Carlos came over and squatted in front of me.
‘You gonna kill me?’ I said, with considerably more bravado than I felt.
Carlos grinned.
‘I sure hope not,’ I added more humbly.
‘Meester Coyne,’ said Carlos, ‘we did not put a bomb in your automobile. We do not want to keel you. You are not our enemy. You are in our way, but you are not our enemy.’
‘Well, then—’
I didn’t see it coming. The crack on the side of my head tumbled me on to my side. It hurt terribly. The second blow separated me from my consciousness, and from the pain, and from the confused memory of a previous time when I had been lying in bed in Jeff Newton’s house…

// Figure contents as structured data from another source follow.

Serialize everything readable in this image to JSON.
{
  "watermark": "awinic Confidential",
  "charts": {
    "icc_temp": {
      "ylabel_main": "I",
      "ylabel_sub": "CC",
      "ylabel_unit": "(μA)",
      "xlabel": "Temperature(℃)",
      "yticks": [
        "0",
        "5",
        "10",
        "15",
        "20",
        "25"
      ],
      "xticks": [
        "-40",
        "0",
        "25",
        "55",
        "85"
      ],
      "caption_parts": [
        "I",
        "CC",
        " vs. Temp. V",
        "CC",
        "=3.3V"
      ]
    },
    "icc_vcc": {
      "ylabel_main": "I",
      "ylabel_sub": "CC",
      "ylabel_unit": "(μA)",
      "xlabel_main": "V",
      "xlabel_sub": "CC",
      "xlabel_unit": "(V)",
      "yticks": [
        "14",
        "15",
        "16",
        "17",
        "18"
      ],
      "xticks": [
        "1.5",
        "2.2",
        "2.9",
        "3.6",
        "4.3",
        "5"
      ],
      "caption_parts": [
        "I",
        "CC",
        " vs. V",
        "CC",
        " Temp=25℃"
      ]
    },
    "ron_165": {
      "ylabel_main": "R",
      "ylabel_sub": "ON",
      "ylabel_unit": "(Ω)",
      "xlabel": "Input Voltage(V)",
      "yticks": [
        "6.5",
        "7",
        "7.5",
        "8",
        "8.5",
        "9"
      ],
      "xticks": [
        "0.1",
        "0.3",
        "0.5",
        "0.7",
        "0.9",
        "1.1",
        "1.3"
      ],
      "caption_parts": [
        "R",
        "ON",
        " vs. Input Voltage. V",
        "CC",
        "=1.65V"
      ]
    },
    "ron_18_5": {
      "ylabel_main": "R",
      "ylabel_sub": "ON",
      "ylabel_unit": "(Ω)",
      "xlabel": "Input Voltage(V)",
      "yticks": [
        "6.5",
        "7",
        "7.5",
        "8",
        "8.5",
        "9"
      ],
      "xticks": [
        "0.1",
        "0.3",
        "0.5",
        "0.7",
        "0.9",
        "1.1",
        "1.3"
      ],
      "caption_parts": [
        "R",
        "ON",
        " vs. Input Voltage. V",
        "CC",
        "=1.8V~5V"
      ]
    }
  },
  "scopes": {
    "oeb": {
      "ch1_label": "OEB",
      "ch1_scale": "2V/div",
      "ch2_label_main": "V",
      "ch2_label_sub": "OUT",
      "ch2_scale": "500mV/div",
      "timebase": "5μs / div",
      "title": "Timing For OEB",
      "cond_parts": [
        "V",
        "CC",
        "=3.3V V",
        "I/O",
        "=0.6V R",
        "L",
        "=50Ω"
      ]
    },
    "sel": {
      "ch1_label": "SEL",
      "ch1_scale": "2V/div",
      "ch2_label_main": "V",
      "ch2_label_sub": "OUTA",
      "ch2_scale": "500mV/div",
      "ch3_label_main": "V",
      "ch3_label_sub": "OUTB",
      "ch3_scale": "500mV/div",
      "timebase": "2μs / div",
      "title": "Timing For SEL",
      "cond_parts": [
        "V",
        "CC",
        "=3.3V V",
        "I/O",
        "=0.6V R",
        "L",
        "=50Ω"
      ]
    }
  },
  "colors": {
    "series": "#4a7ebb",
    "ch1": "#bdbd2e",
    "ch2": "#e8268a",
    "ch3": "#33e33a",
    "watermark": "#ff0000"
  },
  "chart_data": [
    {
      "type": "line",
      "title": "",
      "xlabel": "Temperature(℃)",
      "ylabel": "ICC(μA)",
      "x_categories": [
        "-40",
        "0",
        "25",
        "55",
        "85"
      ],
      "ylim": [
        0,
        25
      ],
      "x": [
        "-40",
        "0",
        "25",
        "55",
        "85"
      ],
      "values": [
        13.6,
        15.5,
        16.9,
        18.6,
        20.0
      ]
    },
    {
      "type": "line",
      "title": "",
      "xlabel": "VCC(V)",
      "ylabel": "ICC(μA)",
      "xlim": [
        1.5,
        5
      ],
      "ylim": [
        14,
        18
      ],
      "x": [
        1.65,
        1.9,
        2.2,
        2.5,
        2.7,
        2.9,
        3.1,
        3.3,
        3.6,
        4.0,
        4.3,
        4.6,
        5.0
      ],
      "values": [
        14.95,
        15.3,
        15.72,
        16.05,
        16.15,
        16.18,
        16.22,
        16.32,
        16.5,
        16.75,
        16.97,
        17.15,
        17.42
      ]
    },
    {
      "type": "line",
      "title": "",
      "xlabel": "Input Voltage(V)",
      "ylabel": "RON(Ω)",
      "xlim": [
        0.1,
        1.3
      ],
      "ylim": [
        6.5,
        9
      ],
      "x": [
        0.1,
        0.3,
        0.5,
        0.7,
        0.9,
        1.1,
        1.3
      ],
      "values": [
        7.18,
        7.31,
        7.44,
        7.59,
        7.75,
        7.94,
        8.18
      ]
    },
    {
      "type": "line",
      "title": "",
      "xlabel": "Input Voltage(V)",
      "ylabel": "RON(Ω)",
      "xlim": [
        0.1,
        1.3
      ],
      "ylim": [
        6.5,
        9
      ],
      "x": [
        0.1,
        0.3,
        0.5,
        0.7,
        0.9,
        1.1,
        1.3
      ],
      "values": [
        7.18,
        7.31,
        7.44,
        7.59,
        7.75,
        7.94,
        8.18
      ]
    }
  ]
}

I was probably out for no more than a minute. When I regained consciousness, I heard the high-pitched whine of the Pontiac moving up the hill in reverse and I saw the rear of the blue Ford disappear around the corner behind it. I listened to the engine sounds fade. Then there was silence.
The side of my head hurt terribly. My vision was clear, however, and I felt no nausea, so I figured I had not suffered a concussion. I manoeuvred myself into a sitting position. I tried to move my arms, but the harder I tried the tighter the rawhide bit into my flesh. I shoved myself backward by digging my heels into the ground until I backed myself up against a boulder. I felt for a sharp edge, then began to rub the rawhide around my wrists against it. It was awkward and painful, since every movement tugged the rawhide into my groin, but I kept at it until I felt the rawhide behind me snap. This served only to loosen the wraps around my wrists, but it was enough for me to wiggle my fingers and hands. With great difficulty, I twisted and picked at the loosened strands of rawhide behind me until my hands and arms were free.
I quickly unwrapped my legs. I rubbed circulation into them, then stood up. The two Mexicans were gone. They hadn’t killed me. I found that confusing, not that I wasn’t appreciative.